When the first shells from Germany’s infamous Paris Gun, history’s first super long-range artillery piece, began landing in the so called City of Light in the spring of 1918, citizens wrongly believed that they were under attack from a high-flying Zeppelin. In reality, they were being bombarded by a 211-mm field gun with an unheard of range of 130 km. In the first day of its use, the gun hammered the city with 21 shells, each weighing more than 200 lbs. Despite the terror the weapon wrought on the people of the city, the Paris Gun proved to be more trouble that it was worth for the Germans. For starters, the 350-lb. powder charges required to send a shell such a distance wore the barrel’s rifling down so quickly each successive shot measurably increased the caliber of the gun.

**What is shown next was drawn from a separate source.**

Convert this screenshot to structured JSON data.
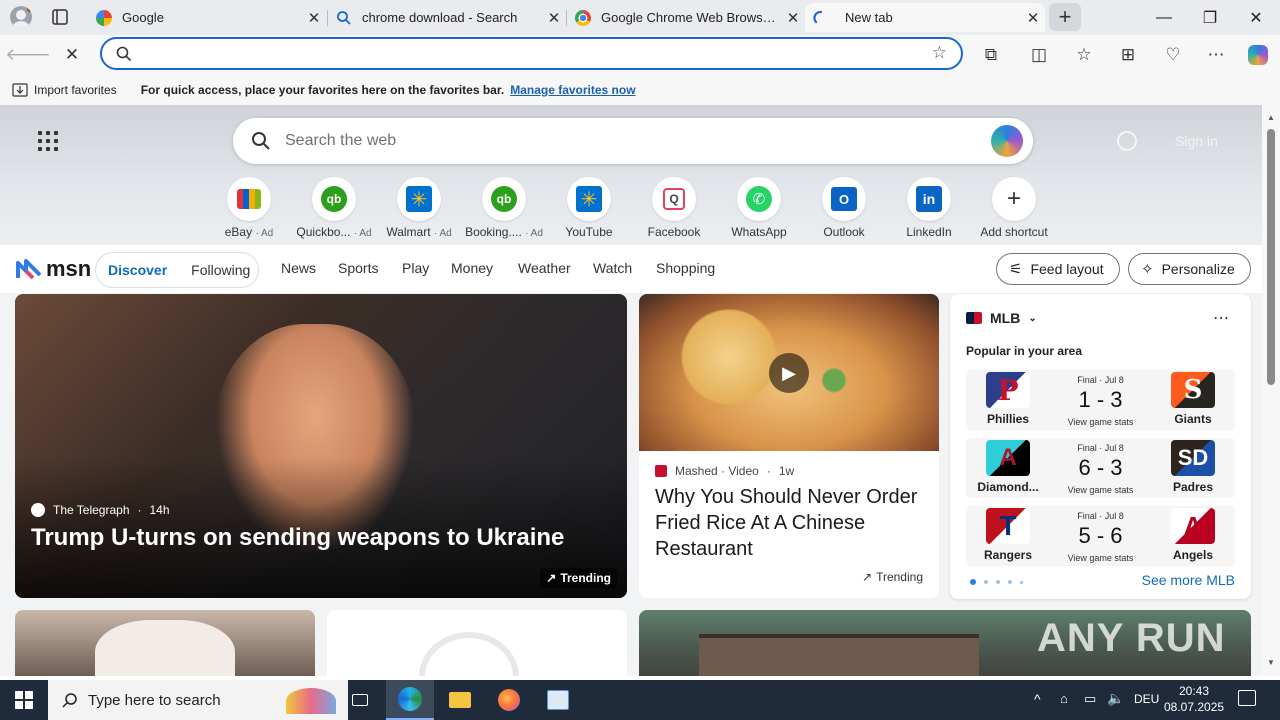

In fact, after 60 rounds, the entire barrel was ruined and would need to be replaced. The gun was also woefully inaccurate. Not only was it virtually impossible to hit anything smaller than a city from a distance of more than 100 km, but since the flight time from muzzle to target was more than three minutes, the gunners actually needed to calculate the earth’s rotation when aiming the weapon. Simply put, by the time one of the gun’s shells returned to earth from its then unprecedented 130,000-foot-high flight path, the city had moved slightly with the planet’s own rotation. Despite this, the Germans managed to kill 256 civilians with the Paris Gun. Sixty-eight died in one lucky shot alone, when a round struck a packed church on Good Friday of 1918. The Paris Gun was withdrawn from service in the final weeks of the war, lest the advancing Allies capture it. It was dismantled in Germany before the Armistice. Although militarily a failure, the Paris Gun was the first device to launch a man made object so high into the stratosphere. An improved version of the weapon would be used by the Nazis in World War Two to shell southern England from Occupied France.

UAVs

America's first drone. (Image source: WikiCommons)
America’s first drone. (Image source: WikiCommons)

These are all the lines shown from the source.